DNS privacy for network service operators
Date: Tuesday, March 6, 2018
Time: 03:45 - 06:00 PM
Room: La Factoria
Skill Level: Intermediate
Duration: 2 hour(s)
Format: Making Better Tech
Presenter: Daniel Kahn Gillmor
The Domain Name System underpins most of our use of the Internet, by providing a way to look up IP addresses from domain names (and other secondary features). Unfortunately, it is not designed by default with privacy in mind. That means that when activists, dissidents, journalists, whistleblowers, or anyone looks up a domain name, they're usually leaking that name to their network operator, providing a simple path for easy metadata collection and analysis of their intended traffic. For example, the network gets to see who is looking up "refugeerights.example", "abortionservices.example", or "blacklivesmatter.example", even if the network services hosted by all of those domains are fully-encrypted. Fortunately, in the last year we've managed to standardize simple basic privacy protections for the DNS, and there's relatively easy software to deploy on the server side. But we need DNS recursive resolver operators who are dedicated to user privacy to ensure that the privacy protections are meaningful. (We'll cover the architectural details for why this is important in the session) This session will describe the basic privacy protections offered by DNS-over-TLS, their limitations, and how DNS-over-TLS servers can be deployed and supported. There are still a few missing pieces of the puzzle, including widespread easy client-side support. We'll discuss what's needed there, and work on ways to complete the gaps.
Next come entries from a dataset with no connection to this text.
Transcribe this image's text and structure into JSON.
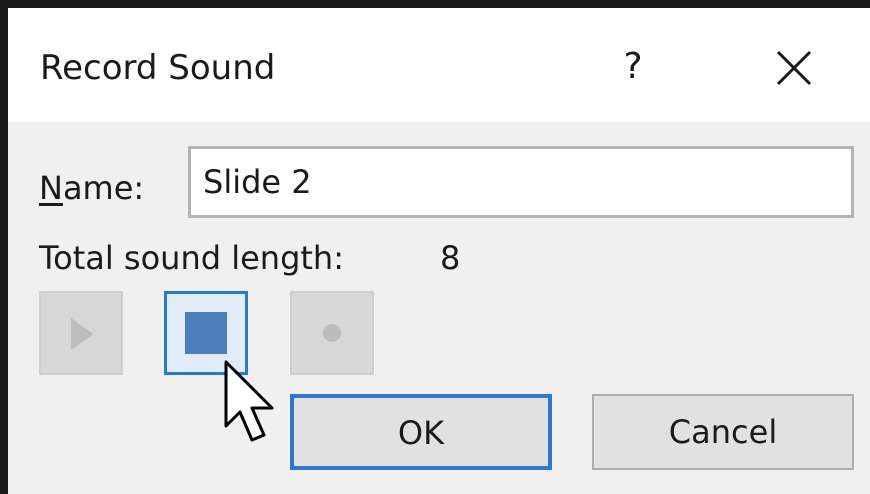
{
  "dialog": {
    "title": "Record Sound",
    "help_glyph": "?",
    "close_glyph": "×"
  },
  "form": {
    "name_label_mnemonic": "N",
    "name_label_rest": "ame:",
    "name_value": "Slide 2",
    "length_label": "Total sound length:",
    "length_value": "8"
  },
  "media_controls": {
    "play": {
      "icon": "play-icon",
      "enabled": false
    },
    "stop": {
      "icon": "stop-icon",
      "enabled": true,
      "focused": true
    },
    "record": {
      "icon": "record-icon",
      "enabled": false
    }
  },
  "buttons": {
    "ok_label": "OK",
    "cancel_label": "Cancel"
  },
  "colors": {
    "accent": "#2e78c9",
    "stop_icon": "#4c7fb9",
    "dialog_bg": "#f0f0f0"
  }
}
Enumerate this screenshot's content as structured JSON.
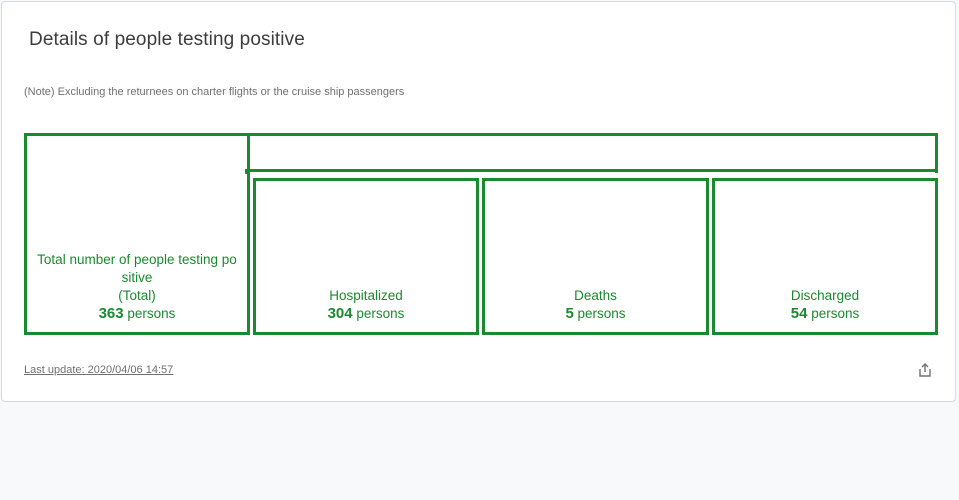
{
  "card": {
    "title": "Details of people testing positive",
    "note": "(Note) Excluding the returnees on charter flights or the cruise ship passengers",
    "last_update": "Last update: 2020/04/06 14:57",
    "share_icon": "share-icon"
  },
  "boxes": {
    "total": {
      "label": "Total number of people testing po sitive",
      "sublabel": "(Total)",
      "value": "363",
      "unit": " persons"
    },
    "hospitalized": {
      "label": "Hospitalized",
      "value": "304",
      "unit": " persons"
    },
    "deaths": {
      "label": "Deaths",
      "value": "5",
      "unit": " persons"
    },
    "discharged": {
      "label": "Discharged",
      "value": "54",
      "unit": " persons"
    }
  },
  "colors": {
    "accent": "#1a8a30",
    "text": "#3d3d3d",
    "muted": "#707070"
  }
}
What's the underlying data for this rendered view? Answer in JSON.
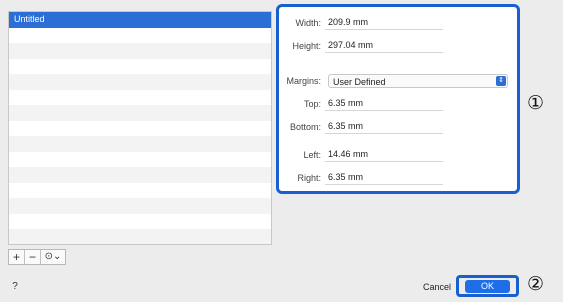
{
  "list": {
    "items": [
      "Untitled",
      "",
      "",
      "",
      "",
      "",
      "",
      "",
      "",
      "",
      "",
      "",
      "",
      "",
      ""
    ]
  },
  "toolbar": {
    "add_label": "+",
    "remove_label": "−",
    "options_label": "⊙⌄"
  },
  "panel": {
    "width_label": "Width:",
    "width_value": "209.9 mm",
    "height_label": "Height:",
    "height_value": "297.04 mm",
    "margins_label": "Margins:",
    "margins_value": "User Defined",
    "top_label": "Top:",
    "top_value": "6.35 mm",
    "bottom_label": "Bottom:",
    "bottom_value": "6.35 mm",
    "left_label": "Left:",
    "left_value": "14.46 mm",
    "right_label": "Right:",
    "right_value": "6.35 mm"
  },
  "callouts": {
    "one": "①",
    "two": "②"
  },
  "footer": {
    "help": "?",
    "cancel_label": "Cancel",
    "ok_label": "OK"
  },
  "colors": {
    "accent": "#1a5fd0",
    "selection": "#2b6fd6",
    "ok": "#1d6ee8"
  }
}
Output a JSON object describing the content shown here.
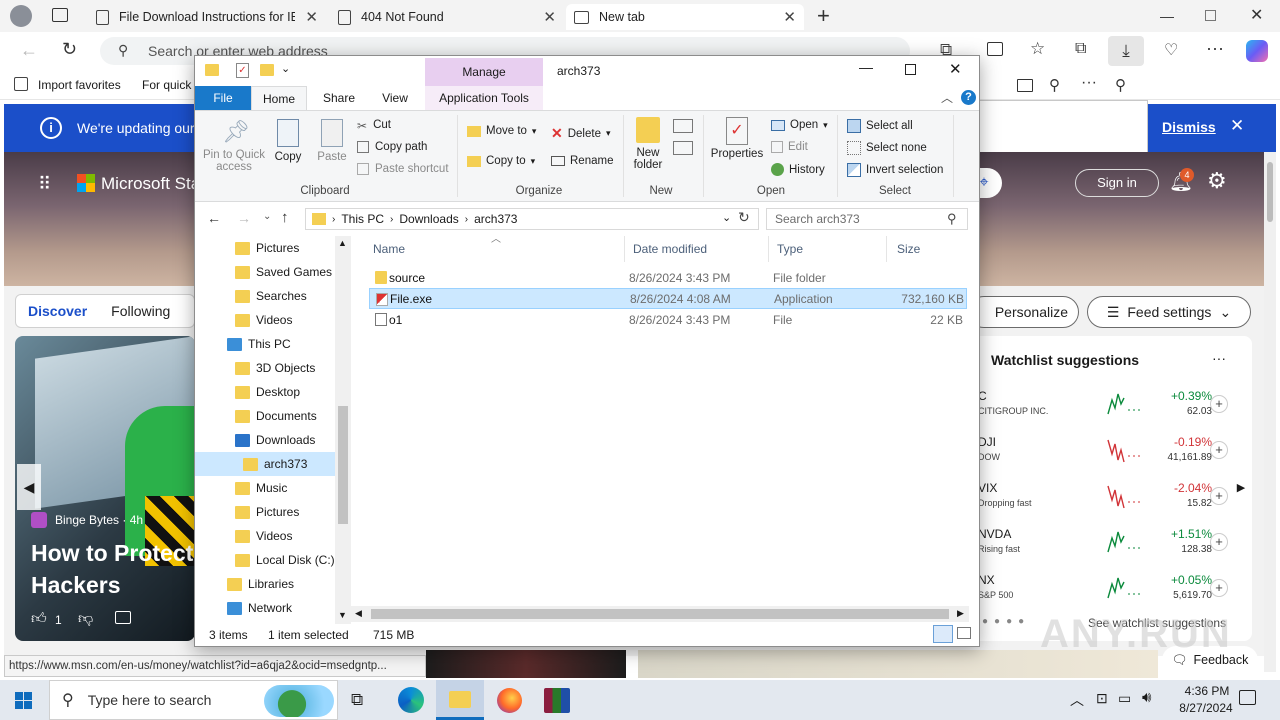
{
  "browser": {
    "tabs": [
      {
        "title": "File Download Instructions for IE",
        "active": false
      },
      {
        "title": "404 Not Found",
        "active": false
      },
      {
        "title": "New tab",
        "active": true
      }
    ],
    "address_placeholder": "Search or enter web address",
    "favorites": {
      "import": "Import favorites",
      "quick": "For quick"
    },
    "update_banner": {
      "text": "We're updating our",
      "dismiss": "Dismiss"
    },
    "status_url": "https://www.msn.com/en-us/money/watchlist?id=a6qja2&ocid=msedgntp..."
  },
  "msn": {
    "brand": "Microsoft Sta",
    "sign_in": "Sign in",
    "notif_count": "4",
    "feed_tabs": {
      "discover": "Discover",
      "following": "Following"
    },
    "personalize": "Personalize",
    "feed_settings": "Feed settings",
    "news": {
      "source": "Binge Bytes · 4h",
      "headline_line1": "How to Protect",
      "headline_line2": "Hackers",
      "likes": "1"
    },
    "watchlist": {
      "title": "Watchlist suggestions",
      "see_more": "See watchlist suggestions",
      "stocks": [
        {
          "ticker": "C",
          "name": "CITIGROUP INC.",
          "change": "+0.39%",
          "price": "62.03",
          "color": "#0b8a3c"
        },
        {
          "ticker": "DJI",
          "name": "DOW",
          "change": "-0.19%",
          "price": "41,161.89",
          "color": "#d13438"
        },
        {
          "ticker": "VIX",
          "name": "Dropping fast",
          "change": "-2.04%",
          "price": "15.82",
          "color": "#d13438"
        },
        {
          "ticker": "NVDA",
          "name": "Rising fast",
          "change": "+1.51%",
          "price": "128.38",
          "color": "#0b8a3c"
        },
        {
          "ticker": "NX",
          "name": "S&P 500",
          "change": "+0.05%",
          "price": "5,619.70",
          "color": "#0b8a3c"
        }
      ]
    },
    "feedback": "Feedback"
  },
  "explorer": {
    "title": "arch373",
    "manage": "Manage",
    "ribbon_tabs": [
      "File",
      "Home",
      "Share",
      "View",
      "Application Tools"
    ],
    "clipboard": {
      "pin": "Pin to Quick access",
      "copy": "Copy",
      "paste": "Paste",
      "cut": "Cut",
      "copy_path": "Copy path",
      "paste_shortcut": "Paste shortcut",
      "label": "Clipboard"
    },
    "organize": {
      "move_to": "Move to",
      "copy_to": "Copy to",
      "delete": "Delete",
      "rename": "Rename",
      "label": "Organize"
    },
    "new": {
      "new_folder": "New folder",
      "label": "New"
    },
    "open": {
      "properties": "Properties",
      "open": "Open",
      "edit": "Edit",
      "history": "History",
      "label": "Open"
    },
    "select": {
      "select_all": "Select all",
      "select_none": "Select none",
      "invert": "Invert selection",
      "label": "Select"
    },
    "breadcrumb": [
      "This PC",
      "Downloads",
      "arch373"
    ],
    "search_placeholder": "Search arch373",
    "tree": [
      {
        "label": "Pictures",
        "indent": 1
      },
      {
        "label": "Saved Games",
        "indent": 1
      },
      {
        "label": "Searches",
        "indent": 1
      },
      {
        "label": "Videos",
        "indent": 1
      },
      {
        "label": "This PC",
        "indent": 0
      },
      {
        "label": "3D Objects",
        "indent": 1
      },
      {
        "label": "Desktop",
        "indent": 1
      },
      {
        "label": "Documents",
        "indent": 1
      },
      {
        "label": "Downloads",
        "indent": 1
      },
      {
        "label": "arch373",
        "indent": 2,
        "selected": true
      },
      {
        "label": "Music",
        "indent": 1
      },
      {
        "label": "Pictures",
        "indent": 1
      },
      {
        "label": "Videos",
        "indent": 1
      },
      {
        "label": "Local Disk (C:)",
        "indent": 1
      },
      {
        "label": "Libraries",
        "indent": 0
      },
      {
        "label": "Network",
        "indent": 0
      }
    ],
    "columns": {
      "name": "Name",
      "date": "Date modified",
      "type": "Type",
      "size": "Size"
    },
    "files": [
      {
        "name": "source",
        "date": "8/26/2024 3:43 PM",
        "type": "File folder",
        "size": "",
        "icon": "folder-icon"
      },
      {
        "name": "File.exe",
        "date": "8/26/2024 4:08 AM",
        "type": "Application",
        "size": "732,160 KB",
        "icon": "exe-icon",
        "selected": true
      },
      {
        "name": "o1",
        "date": "8/26/2024 3:43 PM",
        "type": "File",
        "size": "22 KB",
        "icon": "file-icon"
      }
    ],
    "status": {
      "items": "3 items",
      "selected": "1 item selected",
      "size": "715 MB"
    }
  },
  "taskbar": {
    "search_placeholder": "Type here to search",
    "time": "4:36 PM",
    "date": "8/27/2024"
  },
  "watermark": "ANY.RUN"
}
This session is for network service operators who want to provide public-facing DNS resolvers that can help users avoid tracking by the DNS. We'll cover a couple options for DNS recursive resolver software, how to install and maintain them, and how to provide simple instructions so that users can take advantage of this privacy feature. If you control a system in which you can spin up a private virtual machine with a public IP address to host an new service experimentally, you should join this session! Having more well-known public service operators should also spur the development wider client-side support across a range of operating systems. We'll walk through some standard configurations, and document feature requests for tools that should be improved to set up this sort of service by default.
By the end of the session, we'd like to have several more DNS privacy servers running on the public internet. Depending on the capabilities of the devices people bring to this session, some people should be able to leave the session using private DNS to one of the existing DNS privacy servers. We'd also like to have feature requests / bug reports filed against client side software that needs improvement in support.